On Behalf of | Feb 1, 2022 | Family Law

There’s a saying that in marriage, each spouse should have something of value to bring to the table. However, it is common for one spouse to have more resources or to have become more financially established than the other before marriage. That doesn’t mean the relationship won’t work, only that there may be a financial imbalance between spouses.

If you already have a successful professional practice or have just taken over your family business, getting married will involve some risk for you. Even your pre-existing assets like a company could be vulnerable in a future divorce.

Talking with your fiance about a prenuptial agreement can be a way for you to enter your marriage with confidence. 

A prenuptial agreement can classify the business as separate property

In a prenuptial agreement, spouses can outline certain expectations for their marital relationships and create guidelines in the event that they later divorce. Agreeing ahead of time about basic rules for how you will divide custody or your property make drafting a prenuptial agreement a way to all but ensure an uncontested divorce.

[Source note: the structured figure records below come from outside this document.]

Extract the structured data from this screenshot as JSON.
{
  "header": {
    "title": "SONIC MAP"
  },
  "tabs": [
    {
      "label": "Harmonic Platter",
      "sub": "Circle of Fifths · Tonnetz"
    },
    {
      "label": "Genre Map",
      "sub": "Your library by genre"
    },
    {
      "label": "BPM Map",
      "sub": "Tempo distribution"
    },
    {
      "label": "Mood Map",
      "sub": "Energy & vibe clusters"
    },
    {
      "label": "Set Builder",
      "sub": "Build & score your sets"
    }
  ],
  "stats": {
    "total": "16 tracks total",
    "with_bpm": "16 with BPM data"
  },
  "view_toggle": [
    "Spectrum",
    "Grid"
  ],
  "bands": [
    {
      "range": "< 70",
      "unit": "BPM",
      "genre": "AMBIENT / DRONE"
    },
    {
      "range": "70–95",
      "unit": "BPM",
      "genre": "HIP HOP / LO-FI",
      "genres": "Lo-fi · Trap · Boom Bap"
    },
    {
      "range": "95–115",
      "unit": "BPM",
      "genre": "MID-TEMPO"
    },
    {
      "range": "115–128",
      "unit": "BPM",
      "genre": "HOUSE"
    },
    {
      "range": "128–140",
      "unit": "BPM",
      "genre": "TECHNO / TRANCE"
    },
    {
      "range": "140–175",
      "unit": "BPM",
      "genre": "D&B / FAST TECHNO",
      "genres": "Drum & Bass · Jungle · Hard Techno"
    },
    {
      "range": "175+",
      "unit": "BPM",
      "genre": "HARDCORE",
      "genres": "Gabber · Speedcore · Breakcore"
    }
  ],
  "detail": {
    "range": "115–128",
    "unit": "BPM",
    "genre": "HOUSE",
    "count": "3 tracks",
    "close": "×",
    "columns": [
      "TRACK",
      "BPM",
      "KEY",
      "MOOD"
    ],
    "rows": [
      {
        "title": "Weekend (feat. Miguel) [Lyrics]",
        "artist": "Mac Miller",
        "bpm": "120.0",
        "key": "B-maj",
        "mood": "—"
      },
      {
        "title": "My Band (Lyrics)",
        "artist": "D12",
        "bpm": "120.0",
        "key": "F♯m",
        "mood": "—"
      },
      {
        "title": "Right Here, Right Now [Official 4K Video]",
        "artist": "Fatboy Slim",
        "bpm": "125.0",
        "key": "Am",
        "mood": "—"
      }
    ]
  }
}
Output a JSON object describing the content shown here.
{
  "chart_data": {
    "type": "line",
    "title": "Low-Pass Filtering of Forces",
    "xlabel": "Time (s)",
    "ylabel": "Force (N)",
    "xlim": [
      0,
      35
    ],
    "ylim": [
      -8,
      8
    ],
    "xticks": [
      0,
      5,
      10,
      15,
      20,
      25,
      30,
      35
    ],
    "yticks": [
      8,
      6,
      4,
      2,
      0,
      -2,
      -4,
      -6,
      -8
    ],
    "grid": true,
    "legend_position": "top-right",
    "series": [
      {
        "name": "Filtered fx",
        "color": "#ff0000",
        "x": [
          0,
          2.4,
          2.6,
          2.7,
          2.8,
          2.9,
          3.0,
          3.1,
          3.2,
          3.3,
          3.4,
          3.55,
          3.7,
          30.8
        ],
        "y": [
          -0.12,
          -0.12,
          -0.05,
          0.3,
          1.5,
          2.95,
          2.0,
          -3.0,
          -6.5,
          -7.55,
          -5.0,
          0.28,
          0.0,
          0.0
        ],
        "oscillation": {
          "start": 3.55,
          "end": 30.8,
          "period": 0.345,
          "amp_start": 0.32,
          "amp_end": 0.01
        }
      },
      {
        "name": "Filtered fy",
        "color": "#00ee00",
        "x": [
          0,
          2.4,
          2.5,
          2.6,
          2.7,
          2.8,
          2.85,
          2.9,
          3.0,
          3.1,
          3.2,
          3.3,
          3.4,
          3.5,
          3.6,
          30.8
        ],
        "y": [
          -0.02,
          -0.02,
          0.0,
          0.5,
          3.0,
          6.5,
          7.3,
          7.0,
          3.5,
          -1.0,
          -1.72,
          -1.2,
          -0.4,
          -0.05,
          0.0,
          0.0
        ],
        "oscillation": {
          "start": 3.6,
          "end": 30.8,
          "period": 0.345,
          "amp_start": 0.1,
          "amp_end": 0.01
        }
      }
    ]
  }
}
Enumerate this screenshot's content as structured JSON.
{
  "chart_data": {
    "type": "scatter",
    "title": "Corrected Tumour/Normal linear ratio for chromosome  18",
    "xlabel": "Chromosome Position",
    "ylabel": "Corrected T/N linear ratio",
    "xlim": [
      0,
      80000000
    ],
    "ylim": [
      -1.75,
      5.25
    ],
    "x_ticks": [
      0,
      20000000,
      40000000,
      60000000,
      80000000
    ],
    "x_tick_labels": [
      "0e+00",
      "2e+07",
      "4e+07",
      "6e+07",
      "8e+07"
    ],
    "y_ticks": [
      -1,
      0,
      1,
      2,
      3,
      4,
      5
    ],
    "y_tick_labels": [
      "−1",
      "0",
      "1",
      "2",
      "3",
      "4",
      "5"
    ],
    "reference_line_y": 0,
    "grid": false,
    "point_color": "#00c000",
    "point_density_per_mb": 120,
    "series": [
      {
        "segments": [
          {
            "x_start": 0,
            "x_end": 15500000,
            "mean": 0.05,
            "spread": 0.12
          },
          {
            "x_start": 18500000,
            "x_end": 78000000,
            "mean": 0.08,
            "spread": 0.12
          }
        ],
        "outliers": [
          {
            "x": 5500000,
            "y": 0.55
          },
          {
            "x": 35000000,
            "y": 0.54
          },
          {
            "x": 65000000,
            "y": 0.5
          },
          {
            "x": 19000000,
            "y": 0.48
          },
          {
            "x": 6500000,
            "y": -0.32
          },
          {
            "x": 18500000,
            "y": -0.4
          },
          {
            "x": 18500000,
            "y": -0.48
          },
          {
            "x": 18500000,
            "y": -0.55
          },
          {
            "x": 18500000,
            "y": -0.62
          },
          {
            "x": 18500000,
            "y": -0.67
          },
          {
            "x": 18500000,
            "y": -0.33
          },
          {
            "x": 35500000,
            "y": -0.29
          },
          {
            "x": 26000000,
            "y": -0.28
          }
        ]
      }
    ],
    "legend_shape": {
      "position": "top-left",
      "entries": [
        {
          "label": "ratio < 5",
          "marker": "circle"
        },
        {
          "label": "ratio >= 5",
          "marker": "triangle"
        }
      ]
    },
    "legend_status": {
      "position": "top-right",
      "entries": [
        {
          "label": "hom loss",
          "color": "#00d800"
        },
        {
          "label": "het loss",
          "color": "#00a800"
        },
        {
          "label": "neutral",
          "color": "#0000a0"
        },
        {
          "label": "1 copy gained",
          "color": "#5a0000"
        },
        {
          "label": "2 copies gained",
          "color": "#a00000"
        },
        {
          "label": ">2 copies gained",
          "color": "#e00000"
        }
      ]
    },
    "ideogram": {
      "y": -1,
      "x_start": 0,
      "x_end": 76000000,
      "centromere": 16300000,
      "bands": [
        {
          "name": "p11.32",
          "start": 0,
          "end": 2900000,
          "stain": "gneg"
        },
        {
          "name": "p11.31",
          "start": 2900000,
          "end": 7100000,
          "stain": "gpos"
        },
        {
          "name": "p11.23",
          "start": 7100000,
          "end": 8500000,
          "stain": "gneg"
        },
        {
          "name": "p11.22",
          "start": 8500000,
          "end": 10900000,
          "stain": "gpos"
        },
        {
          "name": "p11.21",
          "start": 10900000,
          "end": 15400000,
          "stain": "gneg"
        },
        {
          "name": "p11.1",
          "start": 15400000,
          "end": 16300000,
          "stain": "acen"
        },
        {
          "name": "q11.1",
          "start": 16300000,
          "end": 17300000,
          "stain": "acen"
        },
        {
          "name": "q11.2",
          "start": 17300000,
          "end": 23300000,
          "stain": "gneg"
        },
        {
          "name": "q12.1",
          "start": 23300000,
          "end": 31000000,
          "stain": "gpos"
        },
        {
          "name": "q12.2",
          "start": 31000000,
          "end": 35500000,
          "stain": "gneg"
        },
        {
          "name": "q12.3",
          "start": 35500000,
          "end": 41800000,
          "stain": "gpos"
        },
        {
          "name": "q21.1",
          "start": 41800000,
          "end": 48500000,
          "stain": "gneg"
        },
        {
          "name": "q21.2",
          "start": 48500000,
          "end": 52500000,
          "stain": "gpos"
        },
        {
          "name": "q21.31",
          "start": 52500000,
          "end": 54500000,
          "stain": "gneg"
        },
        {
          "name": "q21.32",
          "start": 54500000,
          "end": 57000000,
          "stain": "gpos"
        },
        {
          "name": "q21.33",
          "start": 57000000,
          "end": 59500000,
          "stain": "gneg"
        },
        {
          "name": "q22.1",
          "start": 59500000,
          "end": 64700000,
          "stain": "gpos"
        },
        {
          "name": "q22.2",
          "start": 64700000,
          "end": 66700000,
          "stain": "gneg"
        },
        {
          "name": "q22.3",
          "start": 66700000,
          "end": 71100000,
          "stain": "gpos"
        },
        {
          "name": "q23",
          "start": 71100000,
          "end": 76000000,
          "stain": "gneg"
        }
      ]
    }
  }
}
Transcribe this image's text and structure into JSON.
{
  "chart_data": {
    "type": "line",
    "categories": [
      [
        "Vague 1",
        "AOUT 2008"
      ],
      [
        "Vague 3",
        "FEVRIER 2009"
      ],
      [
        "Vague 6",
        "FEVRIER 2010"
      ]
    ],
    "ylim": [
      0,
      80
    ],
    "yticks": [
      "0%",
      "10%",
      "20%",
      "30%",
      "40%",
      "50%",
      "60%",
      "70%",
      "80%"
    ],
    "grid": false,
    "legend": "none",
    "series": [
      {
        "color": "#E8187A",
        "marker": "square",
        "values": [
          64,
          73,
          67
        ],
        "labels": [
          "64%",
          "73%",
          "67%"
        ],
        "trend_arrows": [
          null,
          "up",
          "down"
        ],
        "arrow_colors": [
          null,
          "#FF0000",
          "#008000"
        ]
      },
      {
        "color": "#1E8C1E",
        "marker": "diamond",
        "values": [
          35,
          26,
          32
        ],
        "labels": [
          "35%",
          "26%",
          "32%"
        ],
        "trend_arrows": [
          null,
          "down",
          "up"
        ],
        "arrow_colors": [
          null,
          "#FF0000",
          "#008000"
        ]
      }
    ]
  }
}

Although your business is technically separate property because you owned it before you got married, actions during your marriage might put it at risk of division in a divorce. For example, the courts may consider it commingling if you re-invest your income earned during the marriage into the company. By designating it as your separate property, you will be in a better position to protect your business if you do divorce.

Make sure that your fiance has adequate protections as well

One of the biggest mistakes you might make when negotiating a prenuptial agreement would be to only focus on what protects you. However, your fiance should receive valuable consideration as well. You can’t expect someone to forego their marital property rights without some kind of appropriate compensation.

It’s also important that you have time to consider the agreement and to have your own attorney before signing. Taking the right steps before you get married could help you protect the business that you have built while setting you up for a successful, long-term marriage.